Knowing a few things will make travel around the Sinai easier and less stressful, especially if it’s your first time in Egypt or the Middle East. The tips below aren’t a comprehensive list; they’re a skeletal one with the bare essentials you need before you go. You’ll pick up more knowledge as you travel, but these are a good place to start. They cover evrything from money to mobile phones to Egyptian numerals and you can find a lot more practical travel advice in SINAI: THE TREKKING GUIDE.
- MONEY – the unit of currency is the Egypt pound: written ‘LE’, and called the ‘ginay’. For the last few years the rough exchange rates have been GBP£1 = LE10, US$1 = LE7, EUR1 = LE8. ATMs are the best way to manage money; they’re common in bigger towns, but not in smaller ones. There’s only one ATM inland, at St Katherine. Egypt has a chronic lack of small change so hang onto all the small notes you get: they’re much more useful than bigger ones. Also check any change for damages and tears, as it often won’t be accepted.
- MOBILE PHONES Virtually everybody in the Sinai has a mobile phone these days. Across Egypt, ownership is said to be as high as 80%. Having a phone will be a big help: collect the numbers of useful people, then call them up as and when you need them. Get a local SIM: there are three firms – Vodafone, Mobinil and Etisalat and Vodafone has the overall best coverage for trekking. SIM cards should cost about LE15-20 but you might be quoted LE50 or more. You might have to show your passport but some vendors don’t care.

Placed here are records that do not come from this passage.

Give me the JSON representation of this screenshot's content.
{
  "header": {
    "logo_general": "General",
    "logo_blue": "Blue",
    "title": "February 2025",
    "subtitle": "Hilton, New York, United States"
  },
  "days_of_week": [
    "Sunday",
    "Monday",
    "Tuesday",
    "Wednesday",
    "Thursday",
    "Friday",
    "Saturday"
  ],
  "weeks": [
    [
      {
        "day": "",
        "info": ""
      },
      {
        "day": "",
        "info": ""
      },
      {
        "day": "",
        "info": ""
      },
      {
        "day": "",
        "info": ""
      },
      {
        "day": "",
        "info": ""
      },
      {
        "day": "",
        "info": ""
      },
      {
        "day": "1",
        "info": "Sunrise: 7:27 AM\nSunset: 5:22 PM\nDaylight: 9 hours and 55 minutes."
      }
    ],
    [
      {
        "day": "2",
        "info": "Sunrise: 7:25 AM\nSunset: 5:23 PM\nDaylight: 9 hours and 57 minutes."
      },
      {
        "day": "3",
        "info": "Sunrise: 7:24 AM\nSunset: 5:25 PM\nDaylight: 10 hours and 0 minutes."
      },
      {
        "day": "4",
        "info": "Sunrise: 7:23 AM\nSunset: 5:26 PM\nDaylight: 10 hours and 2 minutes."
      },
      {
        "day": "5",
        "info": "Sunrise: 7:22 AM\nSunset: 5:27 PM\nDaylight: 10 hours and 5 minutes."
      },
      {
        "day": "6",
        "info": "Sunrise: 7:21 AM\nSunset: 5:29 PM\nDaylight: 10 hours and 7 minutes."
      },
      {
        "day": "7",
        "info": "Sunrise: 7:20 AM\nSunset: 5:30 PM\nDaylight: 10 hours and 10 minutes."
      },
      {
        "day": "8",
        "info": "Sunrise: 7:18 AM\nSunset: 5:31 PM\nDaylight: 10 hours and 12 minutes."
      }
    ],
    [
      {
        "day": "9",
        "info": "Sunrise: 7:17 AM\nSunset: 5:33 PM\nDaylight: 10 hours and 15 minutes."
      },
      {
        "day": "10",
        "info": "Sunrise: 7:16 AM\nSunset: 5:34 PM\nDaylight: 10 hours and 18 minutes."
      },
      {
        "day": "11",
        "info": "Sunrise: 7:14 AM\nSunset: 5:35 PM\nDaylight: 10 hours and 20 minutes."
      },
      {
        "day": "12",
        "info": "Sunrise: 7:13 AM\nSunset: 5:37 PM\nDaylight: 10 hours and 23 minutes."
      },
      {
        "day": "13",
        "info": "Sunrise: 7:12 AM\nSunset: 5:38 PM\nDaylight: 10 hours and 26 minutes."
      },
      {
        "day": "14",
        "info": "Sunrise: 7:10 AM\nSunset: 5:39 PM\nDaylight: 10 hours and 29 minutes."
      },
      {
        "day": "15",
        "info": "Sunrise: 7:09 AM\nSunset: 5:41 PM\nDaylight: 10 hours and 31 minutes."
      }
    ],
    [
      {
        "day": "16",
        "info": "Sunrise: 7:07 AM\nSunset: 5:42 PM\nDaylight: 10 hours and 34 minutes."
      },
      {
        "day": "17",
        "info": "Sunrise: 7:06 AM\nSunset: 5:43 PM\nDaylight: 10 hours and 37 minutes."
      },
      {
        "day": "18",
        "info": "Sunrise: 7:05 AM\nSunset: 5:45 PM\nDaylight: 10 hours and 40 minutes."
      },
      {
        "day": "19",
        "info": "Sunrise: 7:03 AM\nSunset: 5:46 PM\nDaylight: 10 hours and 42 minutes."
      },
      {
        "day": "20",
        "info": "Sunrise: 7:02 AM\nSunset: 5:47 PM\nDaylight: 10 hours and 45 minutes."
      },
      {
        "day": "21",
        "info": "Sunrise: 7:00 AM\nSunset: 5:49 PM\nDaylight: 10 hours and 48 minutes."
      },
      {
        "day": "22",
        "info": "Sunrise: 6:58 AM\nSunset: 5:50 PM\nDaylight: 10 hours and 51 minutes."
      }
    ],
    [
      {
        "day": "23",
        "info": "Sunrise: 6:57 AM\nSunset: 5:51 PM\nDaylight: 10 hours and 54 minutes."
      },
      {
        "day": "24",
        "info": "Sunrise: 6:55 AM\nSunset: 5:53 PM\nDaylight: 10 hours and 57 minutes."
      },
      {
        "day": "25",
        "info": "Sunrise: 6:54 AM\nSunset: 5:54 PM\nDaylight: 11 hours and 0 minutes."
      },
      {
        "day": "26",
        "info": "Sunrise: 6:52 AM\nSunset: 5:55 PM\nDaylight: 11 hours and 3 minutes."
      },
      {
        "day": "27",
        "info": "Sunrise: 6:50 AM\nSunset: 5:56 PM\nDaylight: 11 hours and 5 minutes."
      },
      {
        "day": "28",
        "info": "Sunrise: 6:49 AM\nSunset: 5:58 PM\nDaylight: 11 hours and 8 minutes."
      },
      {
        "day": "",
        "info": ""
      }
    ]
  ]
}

- NUMBERS – The numerals we have in the West – 1,2,3 etc – are often called Arabic numerals but you don’t actually see them much in the Middle East. Most stuff is marked with a different set of numerals which you should try to learn before you. A few quick tips: the numbers are written left to right – exactly like numbers in the West – and a comma is used to divide Egyptian pounds/ pence, NOT a decimal point.
- HAGGLING This is common in Egypt and prices are usually inflated in the expectation you’ll haggle – so make sure you do. Few bother haggling for everyday groceries; but most other stuff is open game. Haggling, and questioning prices, people etc. CAN feel awkward if you’re coming from the West. But it’s completely normal and – once you get used to it – you might even enjoy the liberation you get from the fixed price tags of home. It’s a whole art that involves acting, gamesmanship and reading people. Jump in and start practising!
- TAXIS – taxis can be brilliant for getting around the Sinai, especially when you have a good driver. But ALWAYS avoid getting taxi from the place you arrive: e.g. airport, ferry port, land border etc. Drivers know you’re probably not familiar with the Sinai and local prices; they also know you’ll want to end a long, tiring journey. All that means they can get higher rates out of people, sometimes by double or triple the going rates. Book a taxi BEFORE you get to Egypt: camps and hotels can arrange them, or you can call one recommended HERE.
- BAKSHEESH – Baksheesh is a tip, sweetener or incentive for getting something done. It’s common in Egypt and is generally expected, asked for, and given. There’s no obligation but if you have the means – and it’ll be assumed YOU DO – it’s the local way. Make it about 10-15% of the original price. This is a fair and standard cut. For porters and others who give a one off service, tip LE3-5 (more in expensive hotels). For people like toilet attendants, give about LE1 per visit. Leave a tip in restaurants even if ‘service’ is included in the bill.
- ON THE ROAD Checkpoints are regular features of the Sinai’s roads. Passport inspections are usual, so carry your passport at all times and make sure VISAS are up-to-date. Sometimes you might get questions too: where are you going, why? etc. All that’s normal, so go along with it as best as you can. There are regular bag checks when going through the Suez Canal tunnel too. There are also reports of alcohol being confiscated if you don’t have receipts here: alcohol IS legal in Egypt but – just to be safe – keep receipts.
- CULTURAL STUFF It’s always good to be aware of key cultural differences, trying to blend in. Dress is a good place to start. Men and women should both wear trousers; and, generally, the more conservative the clothes, the better. If you’re eating, do it with your right hand; not your left. Don’t point the soles of your feet at anybody when you’re sitting (it’s a sign of disrespect); sit cross legged or kneel. Shaking hands is a normal greeting between men, but between men and women a verbal greeting is fine.
- ARABIC – Arabic is the main language across the Sinai. English is widely spoken in big tourist areas; you might hear German, Italian and Russian too. In remote areas though Arabic is often the ONLY language spoken. You should try and learn some before you go. No matter how clumsy you think you sound, people will like and respect the fact you’re trying to talk their language. At the least, you should know the standard welcome greeting: SALEM ALAYKUM: to which the standard reply is WALAYKUM ES SALEM.